At a pilot scale, scientists can monitor that.
At larger scales, we simply don’t know enough yet.
What happens if dozens of facilities begin discharging heat into coastal waters?
What happens if hundreds do?
What happens to marine ecosystems?
Nobody knows with certainty because nobody has deployed these systems at the scale now being proposed for AI infrastructure.
That’s why it remains a pilot project.
And that word matters.
Pilot.
Not revolution.
Not solution.
Pilot.
China’s underwater data center proves you can put a data center underwater.
That’s it.
It does not prove the economics work at large scale.
It does not prove the environmental impacts are fully understood.

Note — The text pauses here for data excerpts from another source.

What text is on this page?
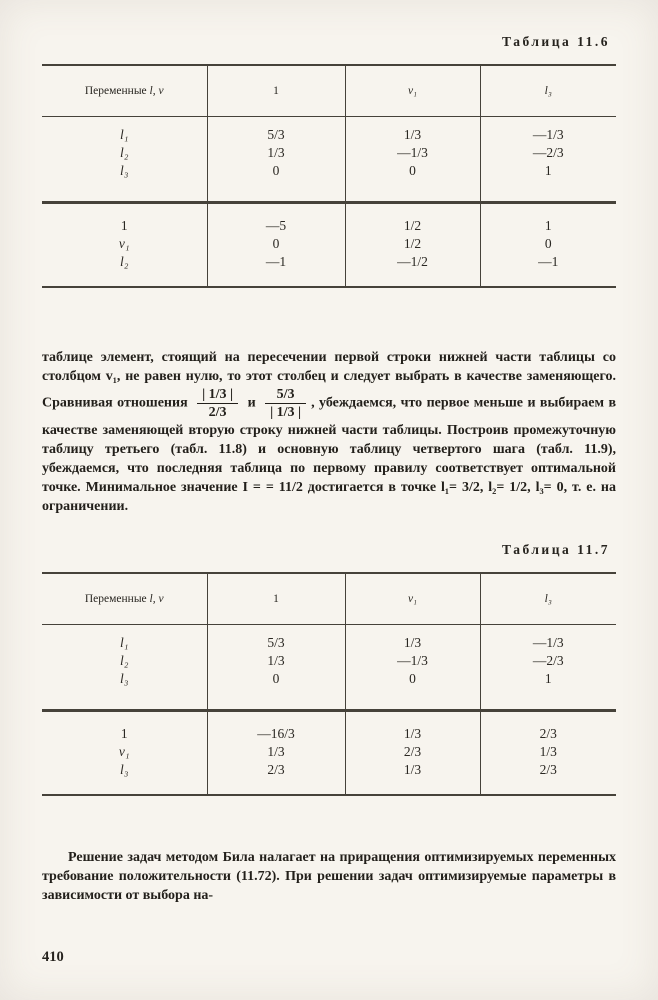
Таблица 11.6
Переменные l, v	1	v₁	l₃
l₁	5/3	1/3	—1/3
l₂	1/3	—1/3	—2/3
l₃	0	0	1
1	—5	1/2	1
v₁	0	1/2	0
l₂	—1	—1/2	—1

таблице элемент, стоящий на пересечении первой строки нижней части таблицы со столбцом v₁, не равен нулю, то этот столбец и следует выбрать в качестве заменяющего. Сравнивая отношения $\frac{| 1/3 |}{2/3}$ и $\frac{5/3}{| 1/3 |}$ , убеждаемся, что первое меньше и выбираем в качестве заменяющей вторую строку нижней части таблицы. Построив промежуточную таблицу третьего (табл. 11.8) и основную таблицу четвертого шага (табл. 11.9), убеждаемся, что последняя таблица по первому правилу соответствует оптимальной точке. Минимальное значение I = = 11/2 достигается в точке l₁= 3/2, l₂= 1/2, l₃= 0, т. е. на ограничении.

Таблица 11.7
Переменные l, v	1	v₁	l₃
l₁	5/3	1/3	—1/3
l₂	1/3	—1/3	—2/3
l₃	0	0	1
1	—16/3	1/3	2/3
v₁	1/3	2/3	1/3
l₃	2/3	1/3	2/3

Решение задач методом Била налагает на приращения оптимизируемых переменных требование положительности (11.72). При решении задач оптимизируемые параметры в зависимости от выбора на-

410
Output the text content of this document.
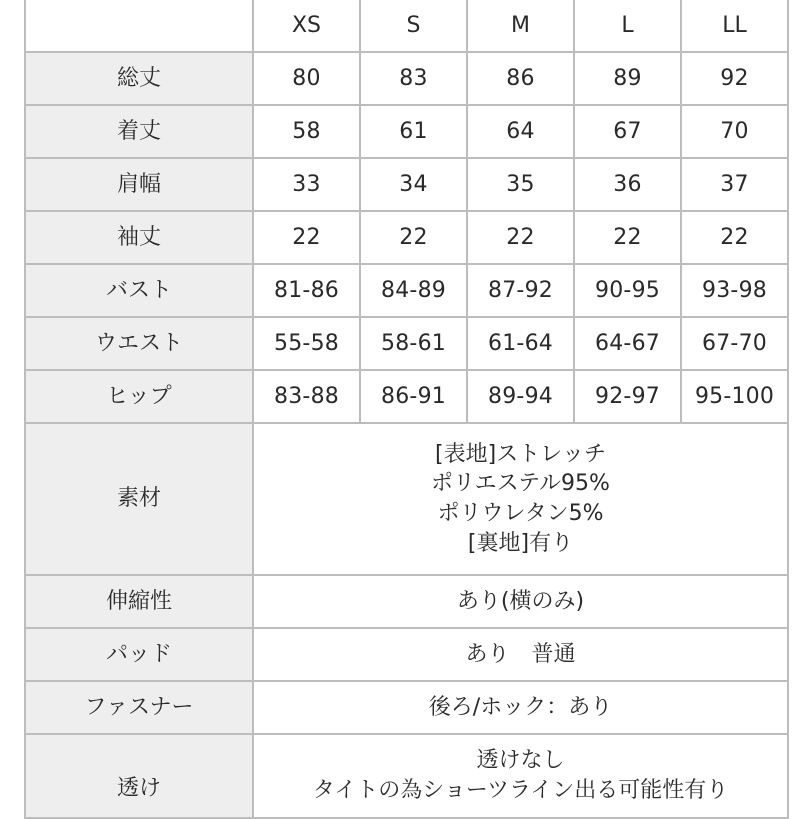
	XS	S	M	L	LL
総丈	80	83	86	89	92
着丈	58	61	64	67	70
肩幅	33	34	35	36	37
袖丈	22	22	22	22	22
バスト	81-86	84-89	87-92	90-95	93-98
ウエスト	55-58	58-61	61-64	64-67	67-70
ヒップ	83-88	86-91	89-94	92-97	95-100
素材	[表地]ストレッチ
ポリエステル95%
ポリウレタン5%
[裏地]有り				

伸縮性	あり(横のみ)				
パッド	あり　普通				
ファスナー	後ろ/ホック：あり				
透け	透けなし
タイトの為ショーツライン出る可能性有り				
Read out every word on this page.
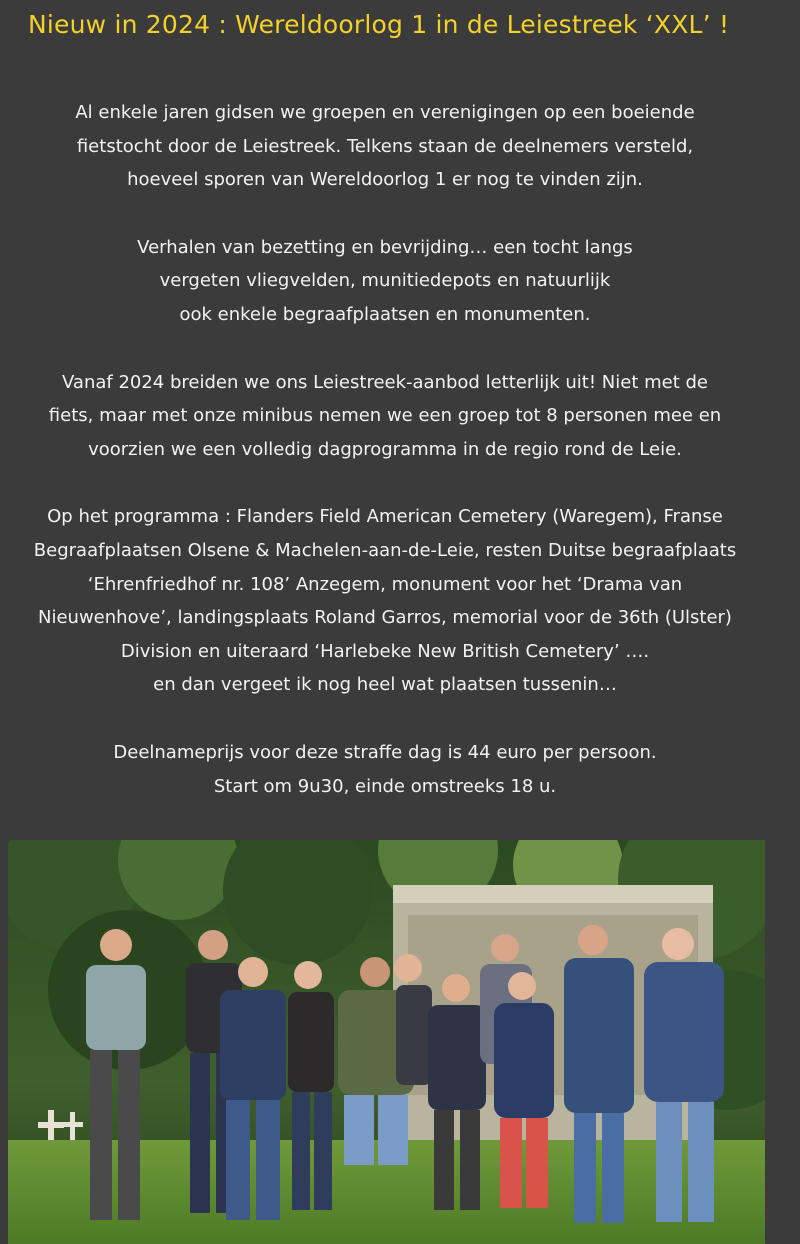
Nieuw in 2024 : Wereldoorlog 1 in de Leiestreek ‘XXL’ !

Al enkele jaren gidsen we groepen en verenigingen op een boeiende
fietstocht door de Leiestreek. Telkens staan de deelnemers versteld,
hoeveel sporen van Wereldoorlog 1 er nog te vinden zijn.

Verhalen van bezetting en bevrijding… een tocht langs
vergeten vliegvelden, munitiedepots en natuurlijk
ook enkele begraafplaatsen en monumenten.

Vanaf 2024 breiden we ons Leiestreek-aanbod letterlijk uit! Niet met de
fiets, maar met onze minibus nemen we een groep tot 8 personen mee en
voorzien we een volledig dagprogramma in de regio rond de Leie.

Op het programma : Flanders Field American Cemetery (Waregem), Franse
Begraafplaatsen Olsene & Machelen-aan-de-Leie, resten Duitse begraafplaats
‘Ehrenfriedhof nr. 108’ Anzegem, monument voor het ‘Drama van
Nieuwenhove’, landingsplaats Roland Garros, memorial voor de 36th (Ulster)
Division en uiteraard ‘Harlebeke New British Cemetery’ ….
en dan vergeet ik nog heel wat plaatsen tussenin…

Deelnameprijs voor deze straffe dag is 44 euro per persoon.
Start om 9u30, einde omstreeks 18 u.
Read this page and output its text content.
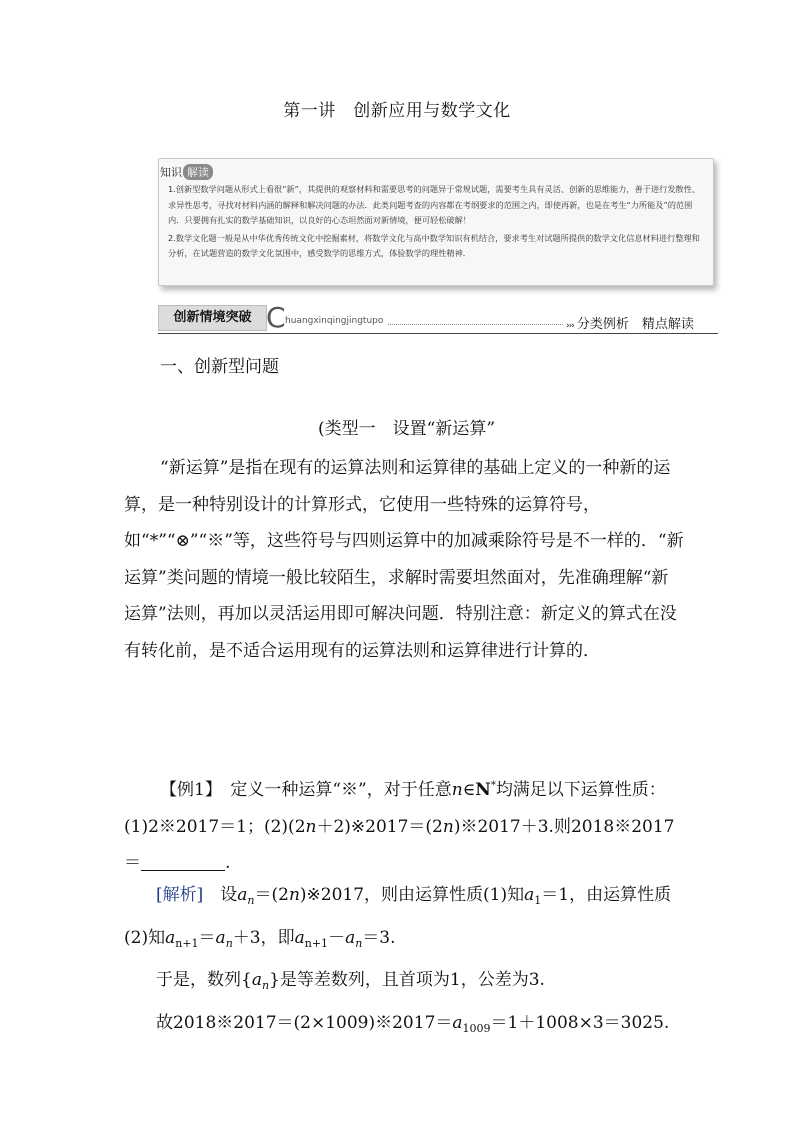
第一讲　创新应用与数学文化
知识 解读

1.创新型数学问题从形式上看很“新”，其提供的观察材料和需要思考的问题异于常规试题，需要考生具有灵活、创新的思维能力，善于进行发散性、求异性思考，寻找对材料内涵的解释和解决问题的办法．此类问题考查的内容都在考纲要求的范围之内，即使再新，也是在考生“力所能及”的范围内．只要拥有扎实的数学基础知识，以良好的心态坦然面对新情境，便可轻松破解！

2.数学文化题一般是从中华优秀传统文化中挖掘素材，将数学文化与高中数学知识有机结合，要求考生对试题所提供的数学文化信息材料进行整理和分析，在试题营造的数学文化氛围中，感受数学的思维方式，体验数学的理性精神．

创新情境突破 C huangxinqingjingtupo	››› 分类例析　精点解读
一、创新型问题
(类型一　设置“新运算”
“新运算”是指在现有的运算法则和运算律的基础上定义的一种新的运算，是一种特别设计的计算形式，它使用一些特殊的运算符号，如“*”“⊗”“※”等，这些符号与四则运算中的加减乘除符号是不一样的．“新运算”类问题的情境一般比较陌生，求解时需要坦然面对，先准确理解“新运算”法则，再加以灵活运用即可解决问题．特别注意：新定义的算式在没有转化前，是不适合运用现有的运算法则和运算律进行计算的．
【例1】　定义一种运算“※”，对于任意n∈N*均满足以下运算性质：(1)2※2017＝1；(2)(2n＋2)※2017＝(2n)※2017＋3.则2018※2017＝	.
[解析]　设$a_n=(2n)※2017$，则由运算性质(1)知$a_1=1$，由运算性质(2)知$a_{n+1}=a_n+3$，即$a_{n+1}-a_n=3$.
于是，数列$\{a_n\}$是等差数列，且首项为1，公差为3.
故$2018※2017=(2\times 1009)※2017=a_{1009}=1+1008\times 3=3025$.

It does not prove maintenance costs will be manageable.
And it certainly does not prove the concept can be expanded into the giant gigawatt-scale AI campuses being proposed across America.
There’s another problem people often overlook.
The biggest challenge facing modern AI data centers isn’t cooling.
It’s electricity.
The ocean can help cool computers.
The ocean cannot magically generate the power needed to run them.
An underwater data center still needs power plants, substations, transmission infrastructure, backup systems and a connection to the electrical grid.
The power bill still arrives.
The question is whether putting the computers underwater solves enough problems to justify creating a whole new set of challenges.
Maybe someday it will.
Maybe underwater facilities become useful in coastal cities, on islands, at military installations, or in places where land is scarce and cooling costs are high.
But today, what China has demonstrated is something much more modest.
They proved the idea can work.
That’s an important first step.
It’s just not the final answer.
So when somebody asks why we don’t simply build data centers underwater like China, the honest answer is this:
Because China is testing a promising idea, not presenting a finished solution.
Around here, we’d like answers to a few old-fashioned questions before we start zoning the ocean floor.
Who pays?
Who profits?
Who regulates it?
Who fixes it when it breaks?
And what happens to the water?
Because history teaches us that whenever someone says they’ve found a simple solution to a complicated problem, it’s usually time to check the fine print.